The existence of four classes of cellular automata was presented above as a largely empirical result. Techniques from computation theory may provide a basis, and ultimately a proof, of this result.
The first crucial observation is that with special initial states one cellular automaton may behave just like another. In this way one cellular automaton may be considered to ''simulate'' another. A single site with a particular value in one cellular automaton may be simulated by a fixed block of sites in another; after a fixed number of time steps, the evolution of these blocks imitates the single time-step evolution of sites in the first cellular automaton. For example, sites with value 0 and 1 in the first cellular automaton may be simulated by blocks of sites 00 and 11, respectively, in the second cellular automaton, and two time steps of evolution in the second cellular automaton correspond to one time step in the first. Then, with a special initial state containing 11 and 00 but not 01 and 10 blocks, the second cellular automaton may simulate the first.
Figure 14 gives the network that represents the simulation capabilities of symmetric cellular automata with and . (Only simulations involving blocks of length less than four sites were included in the construction of the network.) If a cellular automaton is computationally universal, then with a sufficiently long encoding it should be able to simulate any other cellular automaton, so that a path should exist from the node that represents its rule to nodes representing all other possible rules.

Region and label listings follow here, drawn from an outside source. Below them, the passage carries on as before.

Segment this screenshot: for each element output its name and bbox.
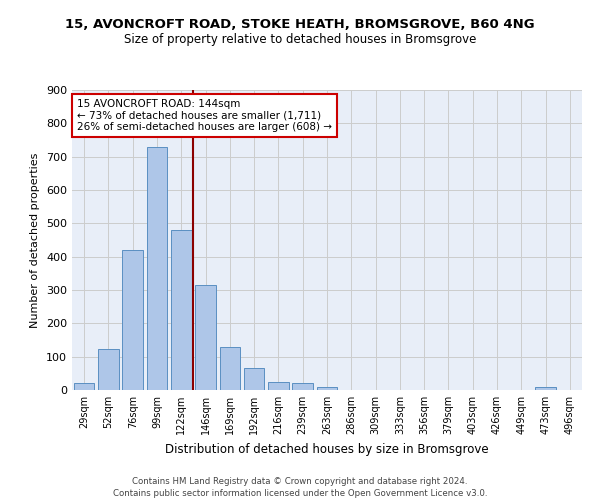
- Bar: [268, 382, 289, 390]
- X-axis label: Distribution of detached houses by size in Bromsgrove: Distribution of detached houses by size …: [165, 442, 489, 456]
- Text: Size of property relative to detached houses in Bromsgrove: Size of property relative to detached ho…: [124, 32, 476, 46]
- Bar: [317, 386, 337, 390]
- Bar: [146, 146, 167, 390]
- Text: 15 AVONCROFT ROAD: 144sqm
← 73% of detached houses are smaller (1,711)
26% of se: 15 AVONCROFT ROAD: 144sqm ← 73% of detac…: [77, 99, 332, 132]
- Bar: [122, 250, 143, 390]
- Text: Contains public sector information licensed under the Open Government Licence v3: Contains public sector information licen…: [113, 489, 487, 498]
- Bar: [535, 386, 556, 390]
- Bar: [74, 384, 94, 390]
- Bar: [292, 384, 313, 390]
- Bar: [171, 230, 191, 390]
- Bar: [195, 285, 216, 390]
- Bar: [98, 350, 119, 390]
- Bar: [220, 346, 240, 390]
- Text: Contains HM Land Registry data © Crown copyright and database right 2024.: Contains HM Land Registry data © Crown c…: [132, 478, 468, 486]
- Y-axis label: Number of detached properties: Number of detached properties: [31, 152, 40, 328]
- Bar: [244, 368, 265, 390]
- Text: 15, AVONCROFT ROAD, STOKE HEATH, BROMSGROVE, B60 4NG: 15, AVONCROFT ROAD, STOKE HEATH, BROMSGR…: [65, 18, 535, 30]
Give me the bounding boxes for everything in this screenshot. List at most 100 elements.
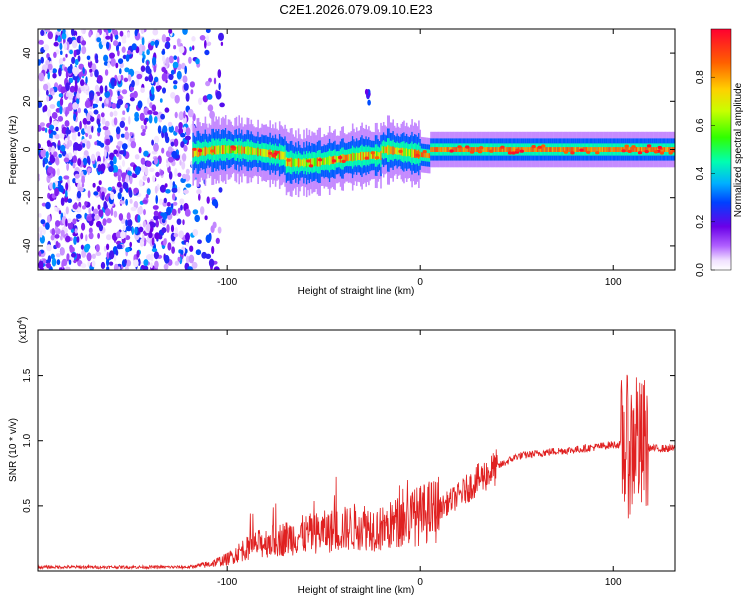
heatmap-cell (570, 151, 575, 155)
heatmap-cell (434, 147, 436, 152)
heatmap-cell (631, 147, 634, 152)
heatmap-cell (141, 37, 145, 46)
heatmap-cell (106, 218, 112, 224)
heatmap-cell (474, 147, 477, 152)
heatmap-cell (184, 208, 191, 217)
heatmap-cell (181, 62, 186, 70)
heatmap-cell (65, 129, 72, 135)
heatmap-cell (655, 147, 658, 152)
heatmap-cell (41, 127, 46, 132)
heatmap-cell (299, 158, 301, 167)
heatmap-cell (664, 147, 666, 152)
heatmap-cell (164, 183, 168, 188)
heatmap-cell (638, 147, 640, 152)
heatmap-cell (79, 71, 84, 77)
heatmap-cell (143, 118, 147, 126)
heatmap-cell (527, 147, 530, 152)
heatmap-cell (46, 262, 51, 269)
heatmap-cell (177, 38, 181, 47)
heatmap-cell (163, 263, 169, 270)
heatmap-cell (46, 95, 50, 102)
heatmap-cell (80, 244, 84, 250)
heatmap-cell (192, 45, 195, 51)
heatmap-cell (343, 154, 346, 162)
heatmap-cell (83, 169, 87, 176)
heatmap-cell (389, 146, 392, 155)
heatmap-cell (251, 147, 254, 155)
heatmap-cell (245, 146, 247, 154)
heatmap-cell (364, 88, 369, 95)
heatmap-cell (125, 54, 130, 62)
heatmap-cell (297, 158, 300, 168)
heatmap-cell (88, 207, 91, 214)
heatmap-cell (142, 128, 146, 133)
heatmap-cell (45, 222, 50, 230)
heatmap-cell (303, 158, 305, 168)
heatmap-cell (87, 260, 90, 268)
heatmap-cell (295, 158, 297, 168)
heatmap-cell (515, 148, 520, 152)
heatmap-cell (64, 120, 70, 127)
heatmap-cell (71, 252, 76, 258)
heatmap-cell (67, 92, 74, 100)
heatmap-cell (473, 147, 476, 152)
colorbar-frame (710, 28, 732, 271)
heatmap-cell (185, 183, 192, 188)
snr-panel: -100 0 100 0.5 1.0 1.5 Height of straight li… (8, 317, 676, 596)
heatmap-cell (174, 111, 178, 119)
heatmap-cell (228, 145, 231, 154)
heatmap-cell (215, 237, 220, 244)
heatmap-cell (51, 91, 55, 96)
heatmap-cell (197, 147, 200, 157)
heatmap-cell (607, 147, 609, 152)
heatmap-cell (311, 158, 313, 167)
heatmap-cell (357, 153, 359, 160)
heatmap-cell (620, 147, 623, 152)
heatmap-cell (530, 147, 532, 152)
heatmap-cell (596, 147, 598, 152)
heatmap-cell (60, 144, 66, 152)
heatmap-cell (219, 102, 225, 108)
heatmap-cell (519, 147, 521, 152)
heatmap-cell (666, 147, 669, 152)
heatmap-cell (105, 138, 111, 146)
heatmap-cell (112, 165, 119, 174)
heatmap-cell (115, 249, 119, 256)
colorbar-gradient (711, 29, 731, 270)
heatmap-cell (172, 181, 176, 188)
heatmap-cell (170, 141, 175, 147)
heatmap-cell (143, 259, 149, 267)
heatmap-cell (369, 152, 371, 160)
heatmap-cell (420, 152, 423, 158)
heatmap-cell (91, 125, 94, 133)
heatmap-cell (118, 58, 124, 64)
heatmap-cell (168, 29, 173, 34)
heatmap-cell (442, 147, 444, 152)
heatmap-cell (149, 73, 153, 82)
heatmap-cell (125, 219, 128, 227)
heatmap-cell (206, 93, 213, 100)
heatmap-cell (115, 62, 119, 69)
heatmap-cell (500, 147, 503, 152)
heatmap-cell (192, 209, 199, 215)
colorbar-tick-label: 0.4 (695, 166, 706, 180)
heatmap-cell (47, 63, 53, 71)
heatmap-cell (172, 61, 179, 69)
colorbar-tick-label: 0.8 (695, 70, 706, 84)
heatmap-cell (472, 147, 474, 152)
heatmap-cell (106, 266, 110, 270)
heatmap-cell (201, 147, 204, 156)
heatmap-cell (585, 147, 588, 152)
heatmap-cell (432, 147, 435, 152)
heatmap-cell (117, 175, 121, 182)
heatmap-cell (147, 110, 153, 115)
heatmap-cell (185, 127, 191, 136)
heatmap-cell (117, 98, 124, 106)
heatmap-cell (427, 153, 430, 158)
colorbar-tick-label: 0.6 (695, 118, 706, 132)
heatmap-cell (170, 224, 175, 233)
heatmap-cell (81, 40, 87, 46)
heatmap-cell (103, 200, 108, 210)
heatmap-cell (69, 77, 74, 84)
heatmap-cell (113, 40, 119, 47)
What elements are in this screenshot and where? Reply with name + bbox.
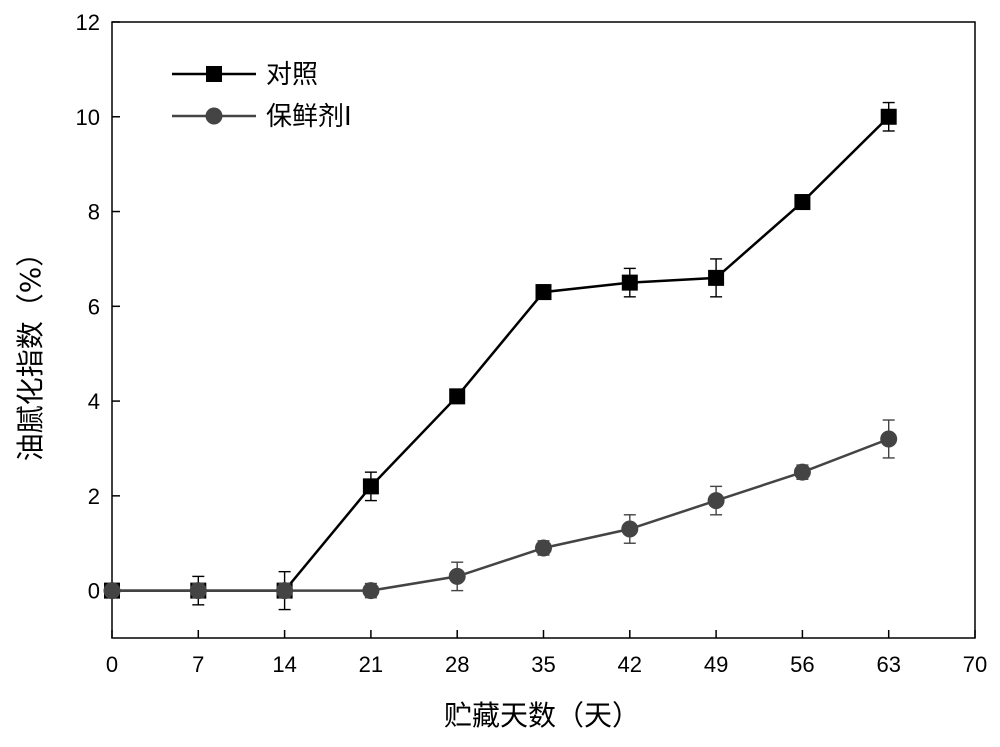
y-tick-label: 0 <box>88 579 100 604</box>
data-point <box>362 582 380 600</box>
series-1 <box>104 101 897 611</box>
data-point <box>189 582 207 600</box>
data-point <box>103 582 121 600</box>
data-point <box>707 492 725 510</box>
x-tick-label: 42 <box>618 652 642 677</box>
y-tick-label: 10 <box>76 105 100 130</box>
y-tick-label: 2 <box>88 484 100 509</box>
legend-marker <box>205 107 223 125</box>
data-point <box>276 582 294 600</box>
series-2 <box>103 419 898 600</box>
x-tick-label: 56 <box>790 652 814 677</box>
data-point <box>535 539 552 557</box>
data-point <box>793 463 811 481</box>
data-point <box>621 520 639 538</box>
data-point <box>880 430 898 448</box>
x-tick-label: 7 <box>192 652 204 677</box>
data-point <box>621 274 638 291</box>
legend-label: 对照 <box>266 60 318 90</box>
x-tick-label: 70 <box>963 652 987 677</box>
legend-marker <box>206 66 222 82</box>
x-tick-label: 0 <box>106 652 118 677</box>
legend-item-2: 保鲜剂I <box>172 102 352 132</box>
y-tick-label: 8 <box>88 200 100 225</box>
series-line <box>112 437 890 592</box>
x-tick-label: 28 <box>445 652 469 677</box>
x-tick-label: 21 <box>359 652 383 677</box>
x-tick-label: 35 <box>531 652 555 677</box>
data-point <box>449 388 466 405</box>
data-point <box>880 108 897 125</box>
series-line <box>112 115 890 592</box>
x-tick-label: 63 <box>876 652 900 677</box>
y-tick-label: 6 <box>88 294 100 319</box>
tick-labels: 0 7 14 21 28 35 42 49 56 63 70 0 2 4 6 8 10 12 <box>76 10 988 677</box>
x-axis-title: 贮藏天数（天） <box>444 699 640 732</box>
data-point <box>708 269 725 286</box>
data-point <box>448 567 466 585</box>
y-axis-title: 油腻化指数（%） <box>14 239 47 462</box>
x-tick-label: 14 <box>272 652 296 677</box>
data-point <box>794 194 811 211</box>
legend-label: 保鲜剂I <box>266 102 352 132</box>
data-point <box>535 284 552 301</box>
x-tick-label: 49 <box>704 652 728 677</box>
legend-item-1: 对照 <box>172 60 318 90</box>
series-layer <box>103 101 898 611</box>
y-tick-label: 12 <box>76 10 100 35</box>
data-point <box>362 478 379 495</box>
y-tick-label: 4 <box>88 389 100 414</box>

An example of the simulation of one cellular automaton by another is the simulation of the additive rule 90 (Eq. 1) by the class 3 rule 18. A rule 18 cellular automaton behaves exactly like a rule 90 cellular automaton if alternate sites in the initial configuration have value 0 (so that 0 and 1 in rule 90 are represented by 00 and 01 in rule 18) and alternate time steps are considered. Figure 15 shows evolution according to rule 18 from a disordered initial state. Two ''phases'' are clearly evident: one in which sites at even-numbered positions have value 0 and one in which sites at odd-numbered positions have value 0. The boundaries between these regions execute approximately random walks and eventually annihilate in pairs, leaving a system consisting of blocks of sites that evolve according to the additive rule 90. (Cf. P. Grassberger, ''Chaos and Diffusion in Deterministic Cellular Automata,'' to be published in Physica D.) Thus the simulation of rule 90 by rule 18 may be considered an ''attractive'' one: starting from almost all initial states, rule 18 evolves toward states in which it simulates rule 90. In general, one expects that some paths in the network of Fig. 14 are attractive, while the rest are repulsive. The consequences of a repulsive simulation path are illustrated in Fig. 16: with special initial states rule 94 behaves like rule 90, but any impurities in the initial states grow and eventually dominate the evolution of the system.
Class 1 cellular automata have an attractive simulation path to rule 0 (or its equivalents). Class 2 cellular automata have attractive simulation paths to the identity rule 204. A conjecture for which some evidence exists is that all class 3 rules exhibit attractive simulations to additive rules such as 90 or 150. Simulation by blocking of site values is analogous to a block spin or renormalization group transformation; additive rules have the special property that they are invariant under such transformations. As mentioned earlier, class 4 cellular automata are distinguished by the presence of simulation paths leading to every other cellular automaton rule. It is likely that no specific path is distinguished as attractive.
Cellular automata of different classes may thus be distinguished by their limiting behavior under simulation transformations. This approach suggests that classification of the qualitative behavior of cellular automata may be related to determinations of equivalence of systems and problem classes in computation theory. In general, one may hope for fundamental connections between computation theory and the theory of complex nonequilibrium statistical systems. Information theory forms a mathematical basis for equilibrium statistical mechanics. Computation theory, which addresses time-dependent processes, may be expected to play a fundamental role in nonequilibrium statistical mechanics.